Citing examples in Costa Rica, the Dominican Republic, Latvia and Spain, the Foreign Ministry said, “Experience shows that the judicial proceedings against those who were in fact kidnapped and taken to the U.S. are of a biased character, based on shaky evidence, and clearly tilted toward conviction.”
Extradition has frequently been a contentious issue between Russia and the United States, but the disagreements have been particularly sharp in recent months over the case of Edward J. Snowden, the fugitive former intelligence contractor who is wanted on criminal espionage charges but has been granted temporary asylum in Russia.

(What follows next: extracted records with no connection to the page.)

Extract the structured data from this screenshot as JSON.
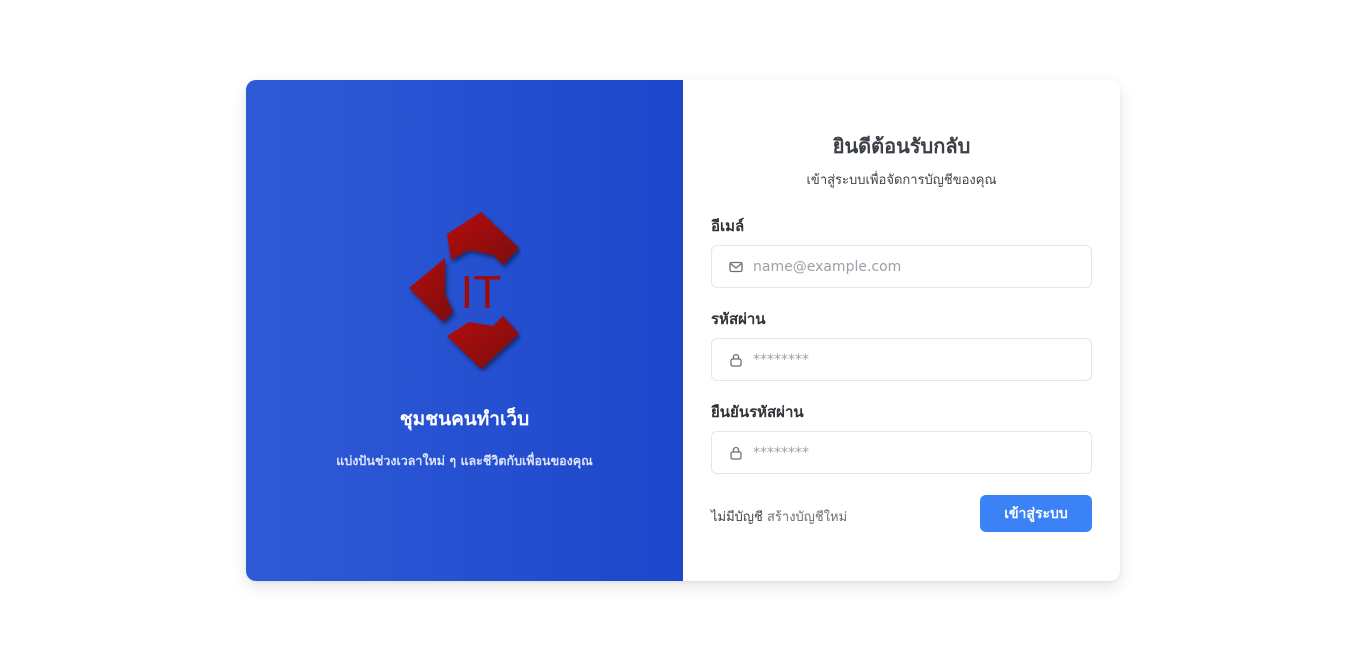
{
  "brand": {
    "logo_text": "IT",
    "title": "ชุมชนคนทำเว็บ",
    "subtitle": "แบ่งปันช่วงเวลาใหม่ ๆ และชีวิตกับเพื่อนของคุณ"
  },
  "form": {
    "heading": "ยินดีต้อนรับกลับ",
    "subheading": "เข้าสู่ระบบเพื่อจัดการบัญชีของคุณ",
    "email_label": "อีเมล์",
    "email_placeholder": "name@example.com",
    "password_label": "รหัสผ่าน",
    "password_placeholder": "********",
    "confirm_label": "ยืนยันรหัสผ่าน",
    "confirm_placeholder": "********",
    "no_account_text": "ไม่มีบัญชี",
    "signup_link": "สร้างบัญชีใหม่",
    "login_button": "เข้าสู่ระบบ"
  },
  "icons": {
    "email": "mail-icon",
    "password": "lock-icon",
    "confirm": "lock-icon"
  },
  "colors": {
    "panel_gradient_start": "#2f5ad6",
    "panel_gradient_end": "#1c47cb",
    "logo_red": "#a00a0a",
    "button_blue": "#3b82f6"
  }
}
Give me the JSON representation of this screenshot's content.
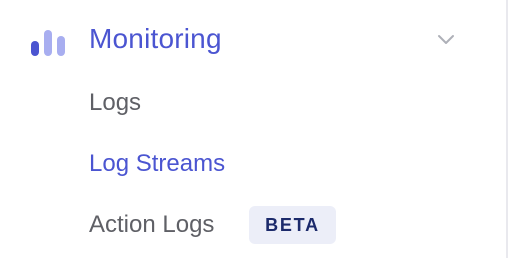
{
  "theme": {
    "accent": "#4b55d1",
    "bar_dark": "#4b55d1",
    "bar_light": "#a8aef0",
    "text_muted": "#5f6066",
    "chevron": "#aeb0b8",
    "badge_bg": "#eceef8",
    "badge_text": "#1c2a6b",
    "divider": "#e9e9ee"
  },
  "section": {
    "title": "Monitoring",
    "icon": "bar-chart-icon",
    "toggle_icon": "chevron-down-icon"
  },
  "items": [
    {
      "label": "Logs",
      "active": false
    },
    {
      "label": "Log Streams",
      "active": true
    },
    {
      "label": "Action Logs",
      "active": false,
      "badge": "BETA"
    }
  ]
}
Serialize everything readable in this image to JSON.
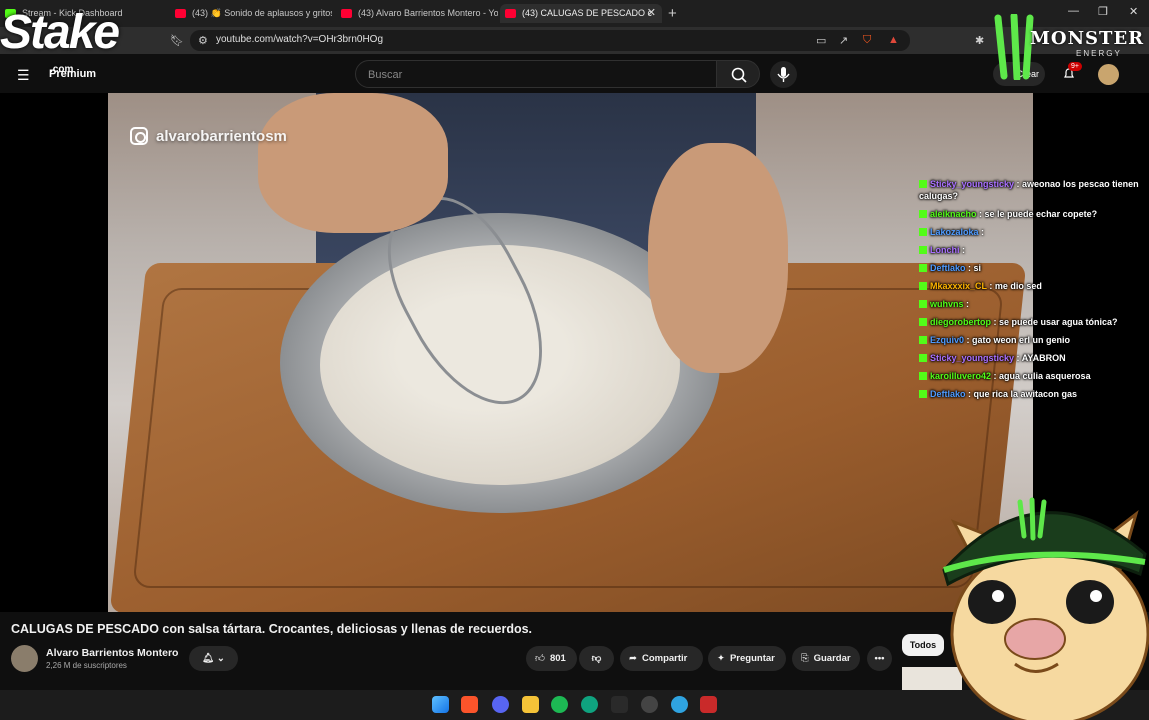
{
  "browser": {
    "tabs": [
      {
        "title": "Stream - Kick Dashboard",
        "type": "kick"
      },
      {
        "title": "(43) 👏 Sonido de aplausos y gritos",
        "type": "youtube"
      },
      {
        "title": "(43) Alvaro Barrientos Montero - You",
        "type": "youtube"
      },
      {
        "title": "(43) CALUGAS DE PESCADO c",
        "type": "youtube",
        "active": true
      }
    ],
    "url": "youtube.com/watch?v=OHr3brn0HOg"
  },
  "youtube": {
    "logo_suffix": "Premium",
    "search_placeholder": "Buscar",
    "create_label": "Crear",
    "notifications_badge": "9+",
    "video": {
      "watermark": "alvarobarrientosm",
      "title": "CALUGAS DE PESCADO con salsa tártara. Crocantes, deliciosas y llenas de recuerdos.",
      "channel": "Alvaro Barrientos Montero",
      "subscribers": "2,26 M de suscriptores",
      "likes": "801",
      "share_label": "Compartir",
      "ask_label": "Preguntar",
      "save_label": "Guardar"
    },
    "sidebar_chip": "Todos"
  },
  "overlays": {
    "stake_text": "Stake",
    "stake_com": ".com",
    "monster_text": "MONSTER",
    "monster_sub": "ENERGY"
  },
  "chat": [
    {
      "user": "Sticky_youngsticky",
      "color": "#a970ff",
      "text": "aweonao los pescao tienen calugas?"
    },
    {
      "user": "aleiknacho",
      "color": "#53fc18",
      "text": "se le puede echar copete?"
    },
    {
      "user": "Lakozaloka",
      "color": "#4e9bff",
      "text": ""
    },
    {
      "user": "Lonchi",
      "color": "#a970ff",
      "text": ""
    },
    {
      "user": "Deftlako",
      "color": "#4e9bff",
      "text": "si"
    },
    {
      "user": "Mkaxxxix_CL",
      "color": "#ffb400",
      "text": "me dio sed"
    },
    {
      "user": "wuhvns",
      "color": "#53fc18",
      "text": ""
    },
    {
      "user": "diegorobertop",
      "color": "#53fc18",
      "text": "se puede usar agua tónica?"
    },
    {
      "user": "Ezquiv0",
      "color": "#4e9bff",
      "text": "gato weon erl un genio"
    },
    {
      "user": "Sticky_youngsticky",
      "color": "#a970ff",
      "text": "AYABRON"
    },
    {
      "user": "karoilluvero42",
      "color": "#53fc18",
      "text": "agua culia asquerosa"
    },
    {
      "user": "Deftlako",
      "color": "#4e9bff",
      "text": "que rica la awitacon gas"
    }
  ]
}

In response to the demands by the Obama administration for Mr. Snowden’s return, Russian officials have said the United States has routinely ignored extradition requests from Russia. Russia has also complained about Russian citizens who have been arrested by the United States or by other countries at the Americans’ request.

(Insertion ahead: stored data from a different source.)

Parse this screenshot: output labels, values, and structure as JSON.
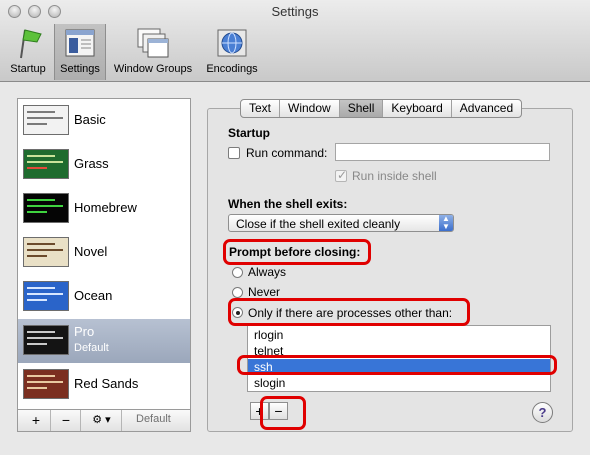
{
  "window": {
    "title": "Settings"
  },
  "toolbar": [
    {
      "label": "Startup",
      "icon": "flag-icon"
    },
    {
      "label": "Settings",
      "icon": "settings-window-icon"
    },
    {
      "label": "Window Groups",
      "icon": "window-groups-icon"
    },
    {
      "label": "Encodings",
      "icon": "encodings-globe-icon"
    }
  ],
  "profiles": [
    {
      "name": "Basic",
      "sub": "",
      "bg": "#f2f2f2",
      "bar": "#7a7a7a"
    },
    {
      "name": "Grass",
      "sub": "",
      "bg": "#1e6b2e",
      "bar": "#c9e39a"
    },
    {
      "name": "Homebrew",
      "sub": "",
      "bg": "#050505",
      "bar": "#3fd33f"
    },
    {
      "name": "Novel",
      "sub": "",
      "bg": "#e9e0c6",
      "bar": "#6b4a2b"
    },
    {
      "name": "Ocean",
      "sub": "",
      "bg": "#2a64c9",
      "bar": "#d8e7ff"
    },
    {
      "name": "Pro",
      "sub": "Default",
      "bg": "#141414",
      "bar": "#c9c9c9"
    },
    {
      "name": "Red Sands",
      "sub": "",
      "bg": "#7b2f20",
      "bar": "#e9c9a0"
    }
  ],
  "list_footer": {
    "add": "+",
    "remove": "−",
    "action": "⚙ ▾",
    "default_label": "Default"
  },
  "tabs": [
    "Text",
    "Window",
    "Shell",
    "Keyboard",
    "Advanced"
  ],
  "startup": {
    "heading": "Startup",
    "run_command_label": "Run command:",
    "run_command_value": "",
    "run_inside_shell_label": "Run inside shell"
  },
  "shell_exit": {
    "heading": "When the shell exits:",
    "selected": "Close if the shell exited cleanly"
  },
  "prompt": {
    "heading": "Prompt before closing:",
    "options": [
      "Always",
      "Never",
      "Only if there are processes other than:"
    ]
  },
  "processes": [
    "rlogin",
    "telnet",
    "ssh",
    "slogin"
  ],
  "process_buttons": {
    "add": "+",
    "remove": "−"
  },
  "help_label": "?",
  "colors": {
    "selection": "#3875d7",
    "highlight": "#e00000"
  }
}
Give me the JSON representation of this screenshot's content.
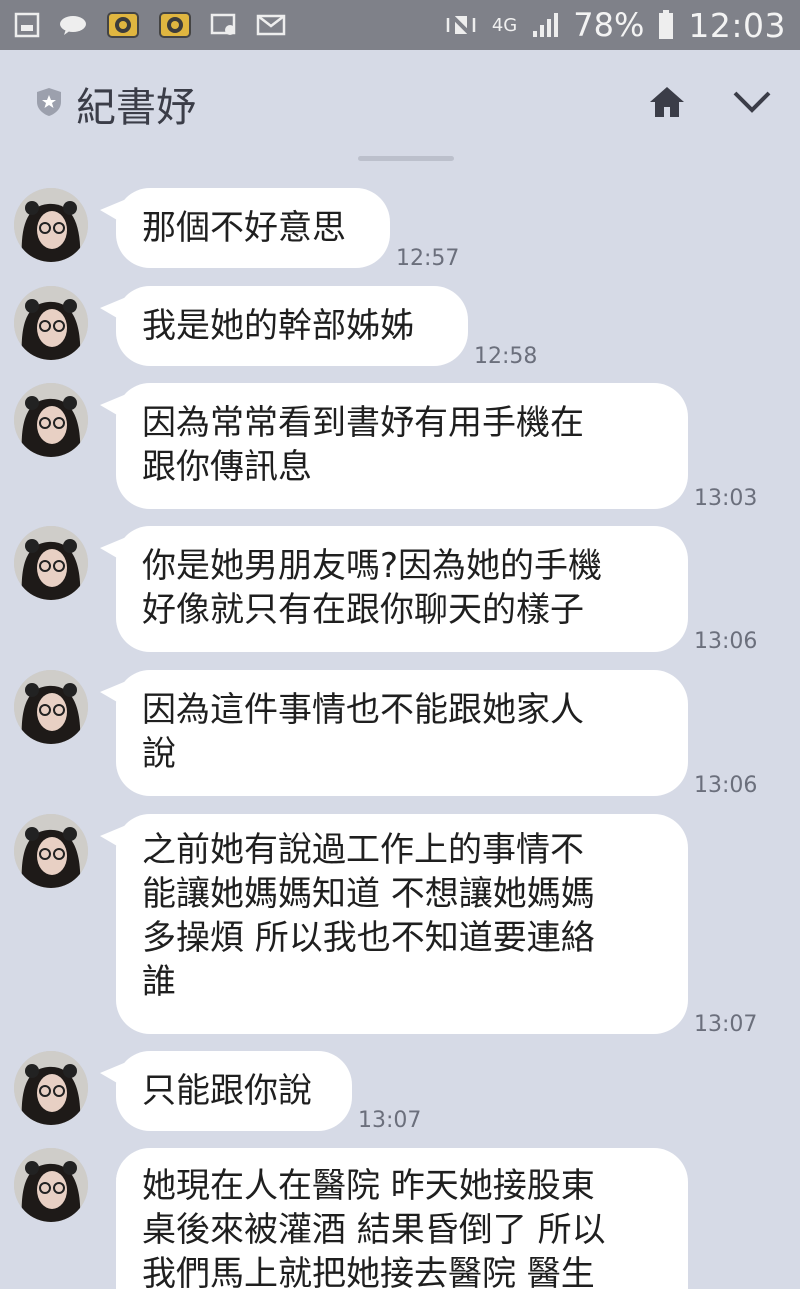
{
  "status_bar": {
    "battery": "78%",
    "time": "12:03",
    "network": "4G"
  },
  "header": {
    "title": "紀書妤",
    "icons": [
      "shield-star-icon",
      "home-icon",
      "chevron-down-icon"
    ]
  },
  "messages": [
    {
      "text": "那個不好意思",
      "time": "12:57"
    },
    {
      "text": "我是她的幹部姊姊",
      "time": "12:58"
    },
    {
      "lines": [
        "因為常常看到書妤有用手機在",
        "跟你傳訊息"
      ],
      "time": "13:03"
    },
    {
      "lines": [
        "你是她男朋友嗎?因為她的手機",
        "好像就只有在跟你聊天的樣子"
      ],
      "time": "13:06"
    },
    {
      "lines": [
        "因為這件事情也不能跟她家人",
        "說"
      ],
      "time": "13:06"
    },
    {
      "lines": [
        "之前她有說過工作上的事情不",
        "能讓她媽媽知道 不想讓她媽媽",
        "多操煩 所以我也不知道要連絡",
        "誰"
      ],
      "time": "13:07"
    },
    {
      "text": "只能跟你說",
      "time": "13:07"
    },
    {
      "lines": [
        "她現在人在醫院 昨天她接股東",
        "桌後來被灌酒 結果昏倒了 所以",
        "我們馬上就把她接去醫院 醫生"
      ]
    }
  ]
}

In late July, a spokeswoman for the Russian Foreign Ministry, Maria Zakharova, criticized the arrest in the Dominican Republic of Aleksandr Panin, a Russian citizen wanted by the United States on charges related to cybercrimes.

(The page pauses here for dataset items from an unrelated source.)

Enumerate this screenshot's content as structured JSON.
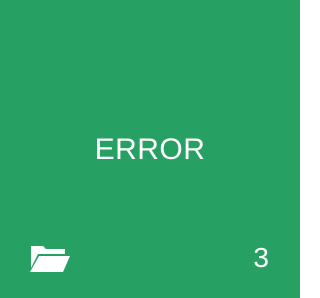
{
  "tile": {
    "label": "ERROR",
    "count": "3",
    "icon": "folder-open-icon",
    "background_color": "#26a063",
    "text_color": "#ffffff"
  }
}
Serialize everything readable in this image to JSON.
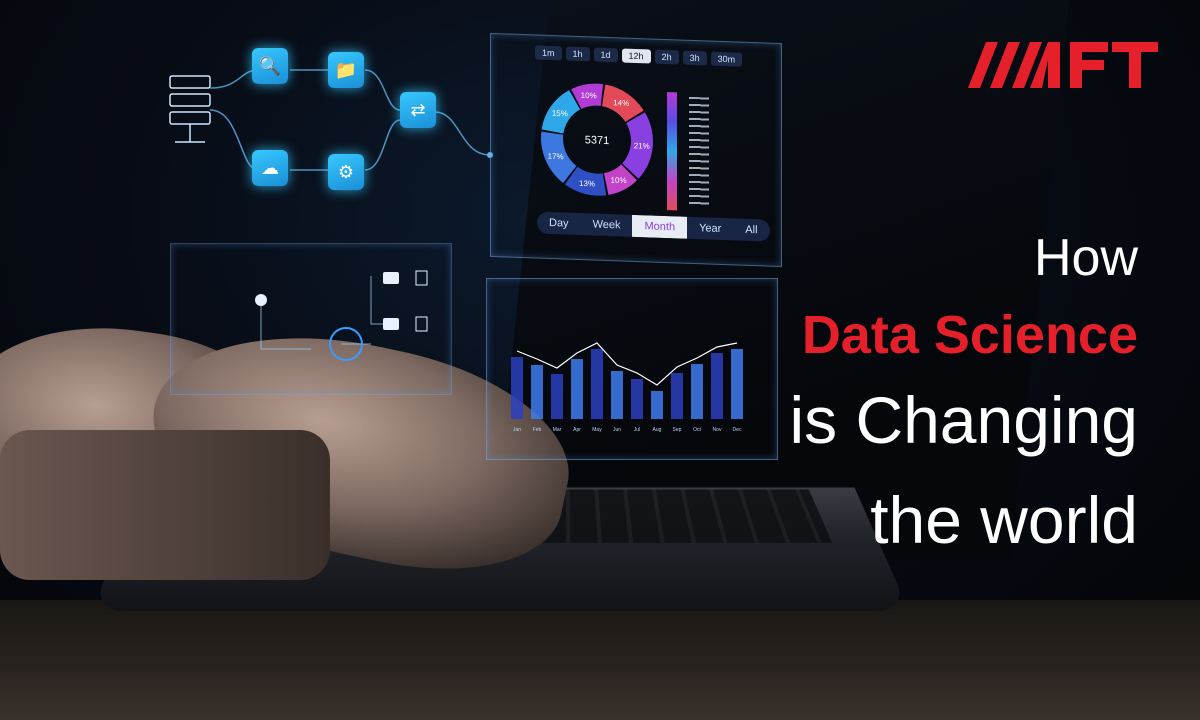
{
  "brand": {
    "logo_text": "AAFT",
    "accent": "#e5202a"
  },
  "headline": {
    "line1": "How",
    "line2": "Data Science",
    "line3": "is Changing",
    "line4": "the world"
  },
  "dashboard": {
    "top_tabs": [
      "1m",
      "1h",
      "1d",
      "12h",
      "2h",
      "3h",
      "30m"
    ],
    "donut_center": "5371",
    "donut_slices": [
      {
        "label": "10%",
        "value": 10,
        "color": "#b23bd6"
      },
      {
        "label": "14%",
        "value": 14,
        "color": "#e24a5a"
      },
      {
        "label": "21%",
        "value": 21,
        "color": "#8a3fe0"
      },
      {
        "label": "10%",
        "value": 10,
        "color": "#c243c8"
      },
      {
        "label": "13%",
        "value": 13,
        "color": "#2f4fc7"
      },
      {
        "label": "17%",
        "value": 17,
        "color": "#3c78e0"
      },
      {
        "label": "15%",
        "value": 15,
        "color": "#2ea8e8"
      }
    ],
    "range_tabs": [
      "Day",
      "Week",
      "Month",
      "Year",
      "All"
    ],
    "range_selected": "Month"
  },
  "bar_chart": {
    "months": [
      "Jan",
      "Feb",
      "Mar",
      "Apr",
      "May",
      "Jun",
      "Jul",
      "Aug",
      "Sep",
      "Oct",
      "Nov",
      "Dec"
    ]
  }
}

Ms. Zakharova said Russia considered such arrests “a vicious trend, absolutely unacceptable and inadmissible.” She said the Russian government demanded that the United States request the arrest of Russian citizens directly from Moscow, under a 1999 treaty on assistance in criminal matters.
There is no formal extradition treaty between Russia and the United States. Russian officials cited the lack of such an agreement as a main reason they could not forcibly return Mr. Snowden from the transit zone of Moscow’s Sheremetyevo Airport, where he lived for more than a month until his temporary asylum request was approved.
Russia has often accused the United States of overstepping and potentially violating international law in its treatment of Russian citizens accused of crimes. It bridled over the handling of Viktor Bout, an international arms dealer who was arrested in Thailand, extradited to the United States, convicted in federal court and jailed in a federal prison.
The United States has said that Mr. Bout’s arrest and extradition by the Thai government were legal, and that other cases have also been handled in accordance with international law.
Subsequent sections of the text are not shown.